Over the heart, the Marchande-Levesque symbol repeated three times. Concentric rings of the same design, each carved at a different depth, the outermost shallow and the innermost reaching tissue that Bastien had never seen exposed at a murder scene.

The channels carved into the floor beneath the body ran deeper than those at prior sites. The grooves cut through the worn hardwood and into the subfloor, following lines that Bastien recognized from the practice site they had found in the Tchoupitoulas basement.
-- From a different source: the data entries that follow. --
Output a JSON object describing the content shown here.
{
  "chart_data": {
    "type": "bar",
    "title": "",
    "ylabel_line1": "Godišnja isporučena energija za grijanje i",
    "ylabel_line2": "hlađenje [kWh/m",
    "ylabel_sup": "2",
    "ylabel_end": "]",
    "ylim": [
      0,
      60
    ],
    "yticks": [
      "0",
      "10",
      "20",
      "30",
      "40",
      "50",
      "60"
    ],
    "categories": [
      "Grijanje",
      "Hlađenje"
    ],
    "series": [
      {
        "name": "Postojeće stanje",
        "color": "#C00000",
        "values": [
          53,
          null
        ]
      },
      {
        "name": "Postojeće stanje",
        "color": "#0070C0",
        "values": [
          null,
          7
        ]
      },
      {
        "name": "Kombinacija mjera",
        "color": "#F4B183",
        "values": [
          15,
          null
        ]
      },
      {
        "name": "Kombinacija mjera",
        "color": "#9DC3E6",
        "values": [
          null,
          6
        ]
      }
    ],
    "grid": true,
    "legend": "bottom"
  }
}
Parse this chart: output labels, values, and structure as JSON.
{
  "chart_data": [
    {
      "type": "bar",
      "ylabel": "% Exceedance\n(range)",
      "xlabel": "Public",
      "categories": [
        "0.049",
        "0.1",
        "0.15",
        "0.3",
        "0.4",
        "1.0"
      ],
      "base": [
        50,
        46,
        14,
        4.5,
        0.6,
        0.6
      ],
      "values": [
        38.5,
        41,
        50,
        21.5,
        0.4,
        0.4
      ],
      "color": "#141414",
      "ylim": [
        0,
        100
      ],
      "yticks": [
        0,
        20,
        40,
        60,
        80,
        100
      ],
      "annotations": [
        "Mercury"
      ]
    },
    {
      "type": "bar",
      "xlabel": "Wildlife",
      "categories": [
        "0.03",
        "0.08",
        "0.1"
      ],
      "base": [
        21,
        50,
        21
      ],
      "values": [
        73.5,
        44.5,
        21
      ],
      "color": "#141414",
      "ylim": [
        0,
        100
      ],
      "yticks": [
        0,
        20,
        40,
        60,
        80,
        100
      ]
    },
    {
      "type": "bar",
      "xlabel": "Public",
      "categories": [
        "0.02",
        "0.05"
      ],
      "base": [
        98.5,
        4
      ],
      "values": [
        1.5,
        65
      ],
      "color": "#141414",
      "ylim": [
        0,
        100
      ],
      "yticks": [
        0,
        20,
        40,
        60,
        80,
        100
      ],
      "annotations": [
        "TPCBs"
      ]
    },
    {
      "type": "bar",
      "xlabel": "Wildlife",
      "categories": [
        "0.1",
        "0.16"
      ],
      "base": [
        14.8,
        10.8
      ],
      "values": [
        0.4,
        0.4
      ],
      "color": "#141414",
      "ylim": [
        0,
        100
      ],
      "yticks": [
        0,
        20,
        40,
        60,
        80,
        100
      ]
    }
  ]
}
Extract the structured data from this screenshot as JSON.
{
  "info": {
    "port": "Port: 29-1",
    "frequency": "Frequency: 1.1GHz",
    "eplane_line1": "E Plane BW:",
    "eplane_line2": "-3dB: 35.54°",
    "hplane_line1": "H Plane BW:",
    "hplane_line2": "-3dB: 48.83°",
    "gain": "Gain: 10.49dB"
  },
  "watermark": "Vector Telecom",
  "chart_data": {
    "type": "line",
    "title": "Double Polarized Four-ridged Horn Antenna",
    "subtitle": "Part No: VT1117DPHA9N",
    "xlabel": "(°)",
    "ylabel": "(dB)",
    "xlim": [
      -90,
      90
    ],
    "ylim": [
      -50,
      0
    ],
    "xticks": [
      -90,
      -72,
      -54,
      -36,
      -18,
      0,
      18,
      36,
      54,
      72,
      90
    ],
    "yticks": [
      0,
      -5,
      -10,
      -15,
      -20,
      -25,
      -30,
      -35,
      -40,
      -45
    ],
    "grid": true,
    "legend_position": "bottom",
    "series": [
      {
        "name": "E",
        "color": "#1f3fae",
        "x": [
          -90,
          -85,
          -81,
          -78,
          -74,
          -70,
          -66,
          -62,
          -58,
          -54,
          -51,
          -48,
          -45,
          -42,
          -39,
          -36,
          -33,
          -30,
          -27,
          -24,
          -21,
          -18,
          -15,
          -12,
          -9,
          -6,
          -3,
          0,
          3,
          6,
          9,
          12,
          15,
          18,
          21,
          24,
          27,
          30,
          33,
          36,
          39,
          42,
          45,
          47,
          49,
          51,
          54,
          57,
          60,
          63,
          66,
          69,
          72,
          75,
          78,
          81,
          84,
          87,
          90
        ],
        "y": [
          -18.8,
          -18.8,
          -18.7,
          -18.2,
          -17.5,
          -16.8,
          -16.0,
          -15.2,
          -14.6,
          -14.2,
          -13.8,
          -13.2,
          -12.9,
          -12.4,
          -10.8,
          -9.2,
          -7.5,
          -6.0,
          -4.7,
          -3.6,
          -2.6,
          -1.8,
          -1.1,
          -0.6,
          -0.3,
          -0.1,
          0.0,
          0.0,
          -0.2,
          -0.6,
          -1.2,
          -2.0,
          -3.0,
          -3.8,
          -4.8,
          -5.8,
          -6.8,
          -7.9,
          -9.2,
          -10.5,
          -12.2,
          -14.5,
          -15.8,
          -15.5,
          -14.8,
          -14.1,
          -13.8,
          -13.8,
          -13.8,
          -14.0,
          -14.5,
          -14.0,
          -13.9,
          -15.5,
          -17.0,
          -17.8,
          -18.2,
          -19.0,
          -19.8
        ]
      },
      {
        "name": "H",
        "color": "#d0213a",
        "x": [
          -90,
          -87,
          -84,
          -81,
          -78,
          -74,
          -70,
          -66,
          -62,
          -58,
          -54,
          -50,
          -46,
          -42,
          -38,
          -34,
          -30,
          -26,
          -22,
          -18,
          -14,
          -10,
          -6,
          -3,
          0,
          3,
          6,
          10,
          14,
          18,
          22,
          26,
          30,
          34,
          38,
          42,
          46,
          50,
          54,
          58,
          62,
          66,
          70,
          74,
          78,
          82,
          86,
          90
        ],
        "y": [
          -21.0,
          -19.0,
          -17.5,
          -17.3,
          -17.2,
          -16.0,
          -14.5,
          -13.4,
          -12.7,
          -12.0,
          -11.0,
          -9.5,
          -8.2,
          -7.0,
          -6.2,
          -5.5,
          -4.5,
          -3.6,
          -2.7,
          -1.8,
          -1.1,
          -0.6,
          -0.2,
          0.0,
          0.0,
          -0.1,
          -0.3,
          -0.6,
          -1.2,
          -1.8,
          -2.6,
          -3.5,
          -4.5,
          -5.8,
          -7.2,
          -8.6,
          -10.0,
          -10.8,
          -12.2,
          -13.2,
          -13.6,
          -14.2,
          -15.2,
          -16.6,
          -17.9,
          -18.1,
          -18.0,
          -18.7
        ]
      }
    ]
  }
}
“The victim,” Bastien said.

“Louis-Charles Garnier.” Baptiste read from his notes without looking at them. He had memorized the information during the time he had spent alone with the body before making the call. “Hundred and twelve years undead. A vampire from the Bellamy line turned him in 1914. Minor status. No political affiliations on record. He ran a repair shop on Claiborne for the past forty years.”

“Bellamy line.” Bastien’s jaw tightened. The Bellamy family had participated in the 1847 tribunal that authorized the Marchande-Levesque purge. Another bloodline connected to the event that someone was carving into the city’s dead.

Delphine knelt at the edge of the carved channels, her notebook open, her pen moving. She sketched the concentric symbols over the heart with the same attention she gave archival documents, her lines clean and unhurried despite the smell and the wrongness pressing against the walls of the room. She measured the spacing between the three iterations with her fingers, noted the depth differentials, recorded the angle of each carving relative to the body’s centerline.

“The progression is intentional,” she said. Her voice held the analytical register she used when evidence spoke faster than she could transcribe it. “The previous victims carried one symbol over the heart. This one carries three. The depth increases toward the center. The outer ring matches the depth from the earlier scenes. The middle ring doubles it. The inner ring triples it.”